Capability‑driven individuals experience this approach as constraining rather than enabling. This approach feels restrictive, even demotivating. They disengage not because expectations are high, but because the system does not allow for exploration, iteration, or learning. They don’t want to be “performance-managed”; they want to be enabled.
Transformation requires different conditions from steady‑state delivery. It requires space to surface assumptions, test new models, and work through uncertainty. When organisations default to performance management as their primary lever, they optimise for short‑term delivery at the expense of long‑term adaptability.
In transformation, we are looking to create conditions for capability to flourish. That means prioritising learning over linear targets, encouraging experimentation and knowledge-sharing.
Why This Matters in Transformation and Interim Consulting
I am typically brought in when the existing model is no longer sufficient.
Growth has stalled, complexity has increased, regulation has tightened, or the business is preparing for a significant shift, such as scale, restructuring, or exit.
In these moments, the question is not how hard people are working. It is whether the organisation is designed to cope with what it is asking of itself.

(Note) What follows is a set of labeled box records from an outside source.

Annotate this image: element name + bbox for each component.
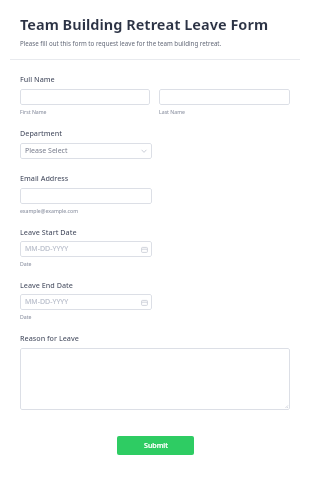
staticText: Please fill out this form to request lea… — [20, 39, 222, 47]
staticText: Please Select — [25, 146, 68, 156]
staticText: Reason for Leave — [20, 333, 79, 343]
staticText: Email Address — [20, 173, 69, 183]
staticText: Full Name — [20, 74, 55, 84]
staticText: Submit — [144, 441, 168, 451]
staticText: Leave End Date — [20, 280, 73, 290]
button[interactable]: Last Name — [159, 89, 290, 105]
staticText: Leave Start Date — [20, 227, 77, 237]
button[interactable]: Reason for Leave — [20, 348, 290, 410]
button[interactable]: Email Address — [20, 188, 152, 204]
staticText: MM-DD-YYYY — [25, 244, 69, 254]
staticText: Last Name — [159, 108, 185, 115]
button[interactable]: First Name — [20, 89, 150, 105]
button[interactable]: Submit — [117, 436, 194, 455]
staticText: Date — [20, 313, 32, 320]
staticText: Team Building Retreat Leave Form — [20, 14, 269, 34]
staticText: Department — [20, 128, 62, 138]
button[interactable]: Leave Start Date — [20, 241, 152, 257]
staticText: example@example.com — [20, 207, 79, 214]
button[interactable]: Leave End Date — [20, 294, 152, 310]
staticText: Date — [20, 260, 32, 267]
button[interactable]: Please Select — [20, 143, 152, 159]
staticText: MM-DD-YYYY — [25, 297, 69, 307]
staticText: First Name — [20, 108, 47, 115]
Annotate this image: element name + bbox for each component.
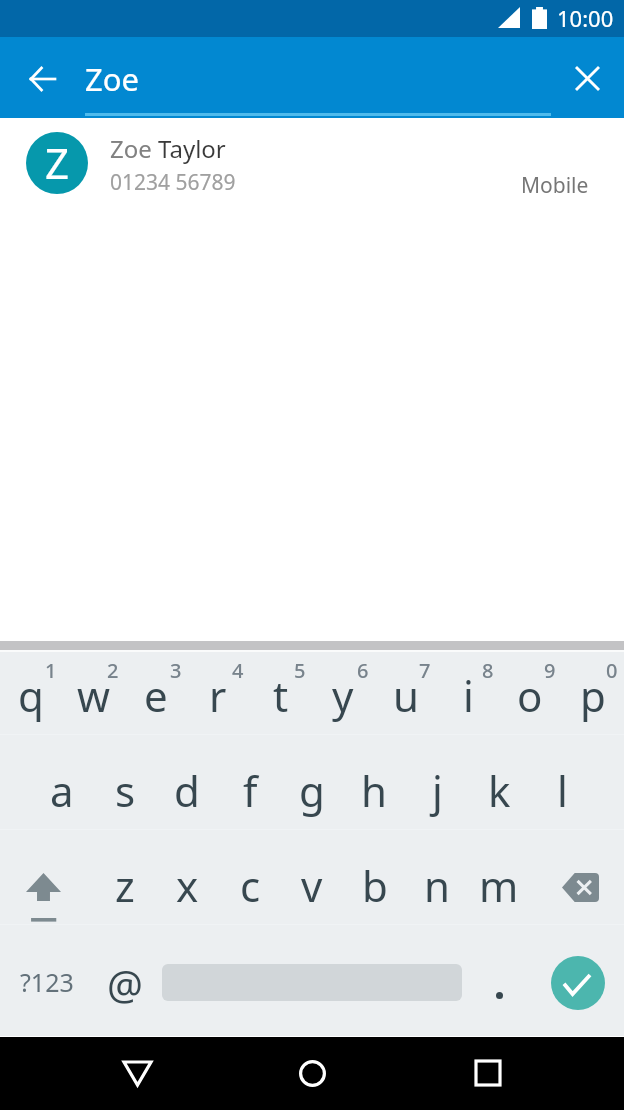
staticText: 8 [482, 657, 494, 684]
staticText: Mobile [521, 171, 589, 200]
button[interactable]: b [344, 837, 406, 931]
staticText: 4 [232, 657, 244, 684]
staticText: h [361, 762, 387, 819]
staticText: 6 [357, 657, 369, 684]
staticText: 01234 56789 [110, 168, 236, 197]
staticText: 0 [606, 657, 618, 684]
button[interactable]: w [63, 647, 125, 741]
button[interactable]: a [31, 742, 93, 836]
button[interactable]: m [468, 837, 530, 931]
staticText: x [176, 857, 199, 914]
button[interactable]: Home [276, 1037, 348, 1109]
staticText: 5 [294, 657, 306, 684]
staticText: 7 [419, 657, 431, 684]
button[interactable]: y [312, 647, 374, 741]
button[interactable]: q [0, 647, 62, 741]
button[interactable]: v [281, 837, 343, 931]
button[interactable]: j [406, 742, 468, 836]
staticText: k [488, 762, 511, 819]
button[interactable]: f [219, 742, 281, 836]
button[interactable]: e [125, 647, 187, 741]
staticText: w [77, 667, 111, 724]
staticText: c [240, 857, 261, 914]
button[interactable]: Back [6, 43, 78, 109]
button[interactable]: o [499, 647, 561, 741]
button[interactable]: ?123 [0, 938, 94, 1032]
staticText: s [115, 762, 136, 819]
button[interactable] [469, 938, 531, 1032]
button[interactable]: Backspace [530, 843, 624, 937]
staticText: e [144, 667, 168, 724]
button[interactable]: k [468, 742, 530, 836]
staticText: 2 [107, 657, 119, 684]
staticText: Zoe [85, 58, 139, 100]
staticText: y [332, 667, 354, 724]
staticText: z [115, 857, 135, 914]
staticText: 9 [544, 657, 556, 684]
staticText: f [243, 762, 258, 819]
staticText: p [580, 667, 606, 724]
staticText: Z [45, 134, 70, 191]
button[interactable]: @ [94, 938, 156, 1032]
staticText: 10:00 [557, 3, 614, 33]
staticText: @ [107, 957, 143, 1011]
button[interactable]: Back [101, 1037, 173, 1109]
staticText: o [517, 667, 543, 724]
button[interactable]: Recents [452, 1037, 524, 1109]
button[interactable]: g [281, 742, 343, 836]
staticText: b [362, 857, 388, 914]
staticText: i [463, 667, 474, 724]
staticText: r [209, 667, 227, 724]
button[interactable]: c [219, 837, 281, 931]
button[interactable]: i [437, 647, 499, 741]
button[interactable]: n [406, 837, 468, 931]
staticText: n [424, 857, 450, 914]
staticText: u [393, 667, 419, 724]
button[interactable]: d [156, 742, 218, 836]
button[interactable]: Z [0, 118, 624, 210]
button[interactable]: Done [551, 956, 605, 1010]
button[interactable]: s [94, 742, 156, 836]
button[interactable]: Clear search [552, 42, 618, 112]
staticText: a [50, 762, 74, 819]
button[interactable]: r [187, 647, 249, 741]
staticText: 1 [45, 657, 57, 684]
button[interactable]: Shift [0, 843, 94, 937]
staticText: q [18, 667, 44, 724]
staticText: l [557, 762, 568, 819]
button[interactable]: z [94, 837, 156, 931]
button[interactable]: u [375, 647, 437, 741]
staticText: m [479, 857, 519, 914]
staticText: v [301, 857, 323, 914]
button[interactable]: t [250, 647, 312, 741]
staticText: ?123 [20, 965, 74, 999]
staticText: Zoe Taylor [110, 132, 226, 165]
staticText: 3 [170, 657, 182, 684]
staticText: d [174, 762, 200, 819]
button[interactable]: x [156, 837, 218, 931]
staticText: j [432, 762, 443, 819]
button[interactable]: l [531, 742, 593, 836]
button[interactable]: h [343, 742, 405, 836]
staticText: g [299, 762, 325, 819]
button[interactable]: p [562, 647, 624, 741]
staticText: t [273, 667, 289, 724]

That is why performance management alone is inadequate. It does not address how decisions are made, how work is structured, how knowledge flows, or how new capability is developed under pressure. Those are design questions, not motivational ones.
My work focuses on making those invisible constraints visible, and then redesigning them. This is about creating organisations that can absorb change without destabilising, and that can operate effectively without relying on constant oversight or exceptional individuals.